Since JuliaBox sunset will take place on May 31st what are the best options to run Julia in the cloud for academic users? I don’t mind to pay a reasonable fee. Thank you in advance.
If you have institutional support, you can get a server running a jupyter kernel.
I do not have institutional support. Any alternatives?
repl.it
Not real fast but good in a learning environment.
https://mybinder.org/ supports Julia, but the machines are not very beefy. It is the only free option I’m aware of.
GitHub Codespaces using Visual Studio or browser is nice and works with Julia (after some config). You’ll get the VS Code UI with that and can use the Julia extension for it.
I believe https://nextjournal.com/ and https://codeocean.com/ are also options.
Cocalc is an alternative with a very slow free option and modest pay option.
You could ask local IT to set up a Jupyter server. If you don’t have a large number of users, a commodity box will be sufficient. The setup is quite simple.

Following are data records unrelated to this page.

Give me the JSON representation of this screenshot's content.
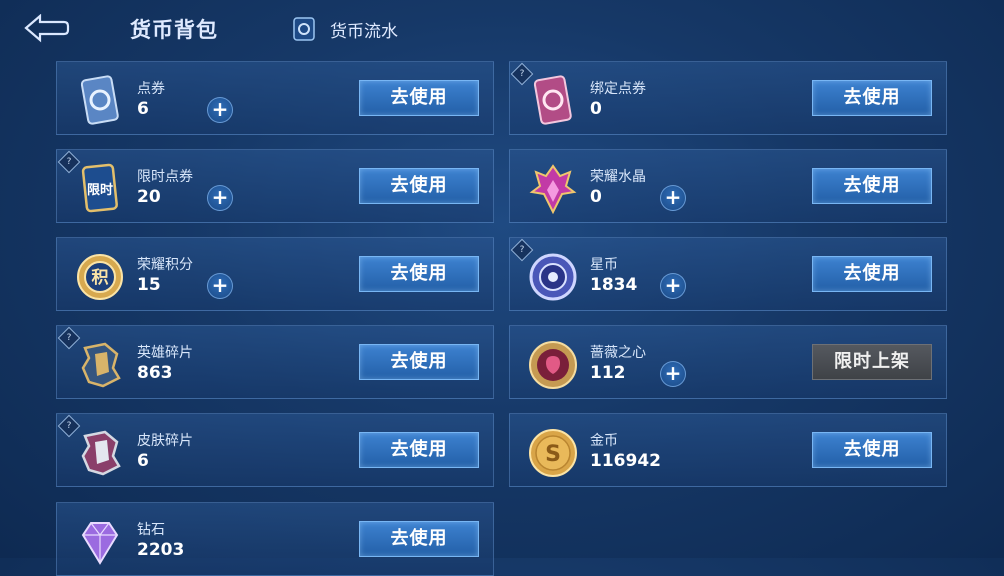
{
  "header": {
    "title": "货币背包",
    "flow_label": "货币流水"
  },
  "cards": [
    {
      "name": "点券",
      "value": "6",
      "action": "去使用"
    },
    {
      "name": "绑定点券",
      "value": "0",
      "action": "去使用"
    },
    {
      "name": "限时点券",
      "value": "20",
      "action": "去使用",
      "icon_text": "限时"
    },
    {
      "name": "荣耀水晶",
      "value": "0",
      "action": "去使用"
    },
    {
      "name": "荣耀积分",
      "value": "15",
      "action": "去使用",
      "icon_text": "积"
    },
    {
      "name": "星币",
      "value": "1834",
      "action": "去使用"
    },
    {
      "name": "英雄碎片",
      "value": "863",
      "action": "去使用"
    },
    {
      "name": "蔷薇之心",
      "value": "112",
      "action": "限时上架"
    },
    {
      "name": "皮肤碎片",
      "value": "6",
      "action": "去使用"
    },
    {
      "name": "金币",
      "value": "116942",
      "action": "去使用",
      "icon_text": "S"
    },
    {
      "name": "钻石",
      "value": "2203",
      "action": "去使用"
    }
  ],
  "help_badge": "?",
  "plus_symbol": "+",
  "colors": {
    "background": "#163867",
    "button_blue": "#2f72c0",
    "button_disabled": "#4a4d52",
    "gold": "#d9b062"
  }
}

Check this list https://github.com/xiaodaigh/awesome-data-science-notebook-engines
I think cocalc and NextJournal will work.

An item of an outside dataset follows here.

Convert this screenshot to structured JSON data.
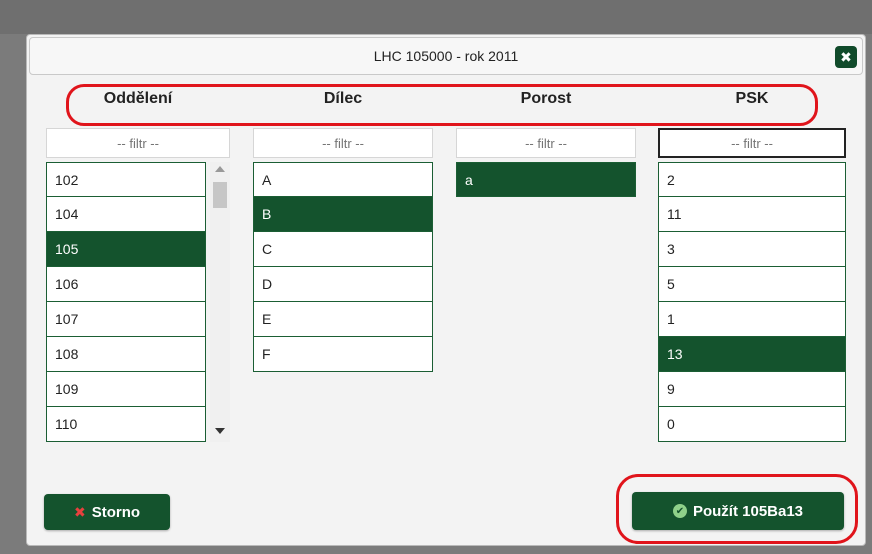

You are right, https://CoCalc.com fully supports Julia. We provide Jupyter notebooks with Julia 1.0, 1.3.1 and 1.4 kernels, and continue to ugrade and maintain our Julia support since it is in high demand by an increasing number of CoCalc users. We also provide command line terminal Julia, syntax highlighting and splitting for editing .jl files, X11 graphics, and a 1-click JupyteLab server. CoCalc is sufficiently open source that you can run your own server (see GitHub - sagemathinc/cocalc-docker: Docker setup for running CoCalc as downloadable software on your own computer), but we currently don’t have Dockerfile recipes that include Julia pre-installed (pull requests welcome).

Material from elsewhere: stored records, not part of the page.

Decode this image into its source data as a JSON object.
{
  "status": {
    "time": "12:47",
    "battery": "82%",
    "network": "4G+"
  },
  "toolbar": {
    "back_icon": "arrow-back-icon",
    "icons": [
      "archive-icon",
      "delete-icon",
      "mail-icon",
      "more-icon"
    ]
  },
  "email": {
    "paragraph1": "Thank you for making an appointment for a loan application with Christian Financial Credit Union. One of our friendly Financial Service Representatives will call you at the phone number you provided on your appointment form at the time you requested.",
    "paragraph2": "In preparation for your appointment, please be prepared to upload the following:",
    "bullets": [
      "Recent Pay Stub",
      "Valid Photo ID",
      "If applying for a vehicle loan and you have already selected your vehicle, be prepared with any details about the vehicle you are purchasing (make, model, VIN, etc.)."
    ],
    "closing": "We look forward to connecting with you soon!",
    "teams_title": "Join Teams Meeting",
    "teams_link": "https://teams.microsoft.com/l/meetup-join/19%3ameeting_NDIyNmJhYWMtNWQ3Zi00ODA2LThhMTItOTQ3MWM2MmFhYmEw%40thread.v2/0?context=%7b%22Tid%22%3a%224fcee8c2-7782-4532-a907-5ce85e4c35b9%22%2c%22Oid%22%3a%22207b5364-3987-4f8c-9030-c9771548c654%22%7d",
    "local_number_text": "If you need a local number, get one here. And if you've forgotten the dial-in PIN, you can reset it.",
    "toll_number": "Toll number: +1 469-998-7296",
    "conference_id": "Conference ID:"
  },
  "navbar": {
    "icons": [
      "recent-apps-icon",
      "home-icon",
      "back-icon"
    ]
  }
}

Add some magic from here would help.
You can use google colab but it takes maybe 10 minutes each time you start as julia has to install.
You could also use GESIS notebooks notebooks.gesis[.]org (free for academic use) as an alternative, it builds on top of binderhub (mybinder) and the user sessions are persisted (the sweet spot between a binderhub and a jupyterhub ).
Any binder-able Julia repo can be directly imported in persistent binderhub, Pluto.jl notebooks can also be created and saved on gesis notebooks.